La comédie de Justin Spitzer vient de terminer sa saison 3 et sera encore là l’année prochaine. Retour sur une saison encore très bien maitrisée.

A l’image de The Office ou Parks and Rec, il semblerait que Superstore monte en puissance de saison en saison. Après une saison 1 efficace et légère, la saison 2 a pris les devants en imposant ses personnages et son univers. La saison 3 renforce ses thématiques et devient de plus en plus mordante.

C’est clair, on n’a jamais autant ri que devant cette saison. Chaque personnage trouve désormais sa place et les gimmicks fonctionnent parfaitement sans tomber (encore) dans des routines. Ces automatismes donnent de l’épaisseur aux situations et permet d’ouvrir la série à des sujets plus denses. Une workplace se doit d’aborder les discussions un peu moins drôles pour s’en moquer. Cette année, le sexisme ou les prises de positions ont été très adroitement abordés pour pointer du doigt les dérives des débats. En quelques mots, souvent dans un brouhaha de discussions, ils abordent, concluent et détournent des sujets qui nourrissent les médias.

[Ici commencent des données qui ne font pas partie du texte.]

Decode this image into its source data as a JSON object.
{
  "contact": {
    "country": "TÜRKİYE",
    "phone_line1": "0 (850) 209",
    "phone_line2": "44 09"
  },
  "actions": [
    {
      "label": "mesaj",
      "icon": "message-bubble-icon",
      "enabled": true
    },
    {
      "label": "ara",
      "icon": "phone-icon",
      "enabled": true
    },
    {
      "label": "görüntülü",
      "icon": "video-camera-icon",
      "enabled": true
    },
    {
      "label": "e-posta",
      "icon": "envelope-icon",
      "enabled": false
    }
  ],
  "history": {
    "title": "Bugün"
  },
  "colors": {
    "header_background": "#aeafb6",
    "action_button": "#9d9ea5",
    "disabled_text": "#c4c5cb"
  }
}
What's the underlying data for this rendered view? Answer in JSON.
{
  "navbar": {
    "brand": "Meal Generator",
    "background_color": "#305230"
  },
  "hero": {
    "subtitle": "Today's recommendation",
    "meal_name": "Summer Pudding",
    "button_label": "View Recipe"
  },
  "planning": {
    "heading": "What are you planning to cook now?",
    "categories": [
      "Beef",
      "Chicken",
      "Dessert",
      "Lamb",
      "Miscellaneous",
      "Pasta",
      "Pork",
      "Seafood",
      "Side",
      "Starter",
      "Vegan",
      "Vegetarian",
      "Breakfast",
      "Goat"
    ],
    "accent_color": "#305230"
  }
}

L’épisode sur l’allaitement en public a donné lieu à un épisode assez pertinent sur la façon dont une mésentente prend des proportions énormes et ridicules. Superstore a réussi à tirer parti de son contexte pour améliorer sa force de frappe. Des épisodes comme Angels and Mermaids sont à mourir de rire dans la façon d’aborder les visions de chacun, l’espace de travail partagé et comment les conflits prennent vie. La vie en communauté est très pertinente aut ravail surtout en supermarché. Des personnages comme Sandra ou Justine en prennent plein la figure, on rit d’elles plus qu’avec elles rappelant les employés de Dunder Mifflin comme Phillys ou Stanley. Et on imagine très bien la série prendre du galon et développer ses personnages pour en faire des valeurs sûres. Marcus a, à ce titre, sorti le grand jeu !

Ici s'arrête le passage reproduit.